1, 1A, 1B Bone Fixing Tool 2 Lag Screw 2B Shaft 2C Through Hole 2D Locking Part 2E Stopper 3 Plate 3A Body 3B Lag Screw Holding Part 3C Collar 3D Pin Fixing Hole 4 Fixing Member 5, 5A, 5B, 6 , 7 Locking pins 31, 31A, 31B Distal first fixing hole 32 Proximal first fixing hole 33 Second fixing hole 35 Surface 36 Surface 50, 55 Bone fixing tool 51 Lag screw 52 Locking screw 53 Plate DESCRIPTION OF SYMBOLS 100 Femur 102 Femoral head 104 Femoral trunk 106 Skin 108 Guide pin

Claims (6)

A bone anchor used for the femur,
A lag screw screwed to pass through the fracture line;
A plate disposed along the longitudinal direction of the femur, provided with a lag screw holding portion on the proximal side of the femur, and provided with a fixing hole on the distal side of the femur;
A threaded portion provided on the head, and a locking pin for fixing the plate to the femur;
The lag screw is held by the lag screw holding part,
The locking pin is inserted and fixed in the fixing hole so as to be in a different direction from the lag screw.

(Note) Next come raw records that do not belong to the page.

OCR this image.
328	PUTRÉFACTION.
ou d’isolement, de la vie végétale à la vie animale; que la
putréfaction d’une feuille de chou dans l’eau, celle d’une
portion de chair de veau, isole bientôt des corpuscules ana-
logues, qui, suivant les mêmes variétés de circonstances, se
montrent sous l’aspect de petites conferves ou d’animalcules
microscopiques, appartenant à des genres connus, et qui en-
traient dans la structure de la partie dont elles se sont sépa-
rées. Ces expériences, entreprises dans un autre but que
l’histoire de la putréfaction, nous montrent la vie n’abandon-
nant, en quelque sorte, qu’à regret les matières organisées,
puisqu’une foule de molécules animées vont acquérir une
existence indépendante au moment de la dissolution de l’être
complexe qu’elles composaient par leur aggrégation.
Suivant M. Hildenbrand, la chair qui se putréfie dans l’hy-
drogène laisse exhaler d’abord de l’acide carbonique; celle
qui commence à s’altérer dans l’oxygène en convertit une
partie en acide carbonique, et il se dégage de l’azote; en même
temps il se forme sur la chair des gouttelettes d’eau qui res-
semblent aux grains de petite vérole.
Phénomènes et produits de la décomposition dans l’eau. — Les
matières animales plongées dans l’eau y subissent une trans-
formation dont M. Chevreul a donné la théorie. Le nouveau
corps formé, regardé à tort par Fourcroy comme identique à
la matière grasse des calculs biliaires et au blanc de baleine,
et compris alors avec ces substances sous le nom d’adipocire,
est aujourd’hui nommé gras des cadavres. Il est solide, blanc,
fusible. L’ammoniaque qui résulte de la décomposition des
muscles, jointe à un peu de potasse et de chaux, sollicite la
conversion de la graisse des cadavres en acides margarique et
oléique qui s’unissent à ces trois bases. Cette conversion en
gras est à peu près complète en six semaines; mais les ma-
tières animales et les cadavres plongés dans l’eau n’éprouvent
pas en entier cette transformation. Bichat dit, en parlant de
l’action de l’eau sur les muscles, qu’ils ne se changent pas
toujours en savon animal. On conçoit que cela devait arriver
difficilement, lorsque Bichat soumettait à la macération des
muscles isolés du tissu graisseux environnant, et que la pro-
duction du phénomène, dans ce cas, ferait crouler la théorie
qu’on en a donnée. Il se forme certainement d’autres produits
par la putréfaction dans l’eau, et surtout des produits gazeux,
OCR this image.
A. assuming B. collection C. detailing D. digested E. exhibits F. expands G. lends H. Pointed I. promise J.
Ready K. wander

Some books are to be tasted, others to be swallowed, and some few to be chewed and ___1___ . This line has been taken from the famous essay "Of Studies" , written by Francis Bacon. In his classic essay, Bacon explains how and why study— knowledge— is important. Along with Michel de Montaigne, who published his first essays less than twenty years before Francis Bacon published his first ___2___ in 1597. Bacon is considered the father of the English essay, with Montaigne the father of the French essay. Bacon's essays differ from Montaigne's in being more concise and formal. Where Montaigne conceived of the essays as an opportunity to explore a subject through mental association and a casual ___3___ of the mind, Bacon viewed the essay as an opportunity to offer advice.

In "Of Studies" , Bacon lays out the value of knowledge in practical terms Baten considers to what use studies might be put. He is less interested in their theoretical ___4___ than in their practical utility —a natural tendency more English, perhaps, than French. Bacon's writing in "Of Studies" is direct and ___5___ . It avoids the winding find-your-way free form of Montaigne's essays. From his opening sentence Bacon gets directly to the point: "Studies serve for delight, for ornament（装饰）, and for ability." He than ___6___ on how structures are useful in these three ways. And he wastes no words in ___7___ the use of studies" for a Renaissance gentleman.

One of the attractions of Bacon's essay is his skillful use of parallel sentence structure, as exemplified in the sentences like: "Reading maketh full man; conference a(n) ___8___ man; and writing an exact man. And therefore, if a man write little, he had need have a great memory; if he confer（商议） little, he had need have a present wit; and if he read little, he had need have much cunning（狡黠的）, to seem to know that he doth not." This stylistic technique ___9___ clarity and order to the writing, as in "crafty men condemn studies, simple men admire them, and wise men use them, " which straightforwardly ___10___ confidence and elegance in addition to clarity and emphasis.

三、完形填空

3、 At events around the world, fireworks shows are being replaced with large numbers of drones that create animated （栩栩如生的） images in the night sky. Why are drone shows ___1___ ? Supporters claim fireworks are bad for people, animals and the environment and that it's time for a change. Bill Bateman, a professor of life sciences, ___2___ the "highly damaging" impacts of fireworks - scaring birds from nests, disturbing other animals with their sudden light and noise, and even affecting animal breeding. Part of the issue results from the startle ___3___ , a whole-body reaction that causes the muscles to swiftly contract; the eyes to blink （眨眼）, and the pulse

A bone anchor characterized by that. A plurality of the fixing holes are provided along the longitudinal direction of the plate,
The locking pin inserted into at least a part of the plurality of fixing holes is fixed so as to be inclined from a direction substantially perpendicular to the surface of the plate.
The bone anchor according to claim 1. The locking pin is fixed so that the tip is located on the distal side of the femur from the screw portion of the head.
The bone anchor according to claim 2. The angle of inclination of the locking pin is 10 degrees to 70 degrees with respect to the longitudinal direction of the femur.
The bone anchor according to claim 2 or claim 3, wherein The locking pin that is inserted into a part of the plurality of fixing holes has a direction substantially perpendicular to the surface of the plate or a tip that is closer to the proximal side of the femur than the screw portion of the head. Fixed in a tilting direction,
The bone fixation device according to any one of claims 2 to 4, wherein the bone fixation device is provided. Except for the lag screw, all the fixing members that fix the plate to the femur are the locking pins.
The bone fixing device according to any one of claims 1 to 5, wherein the bone fixing device is provided.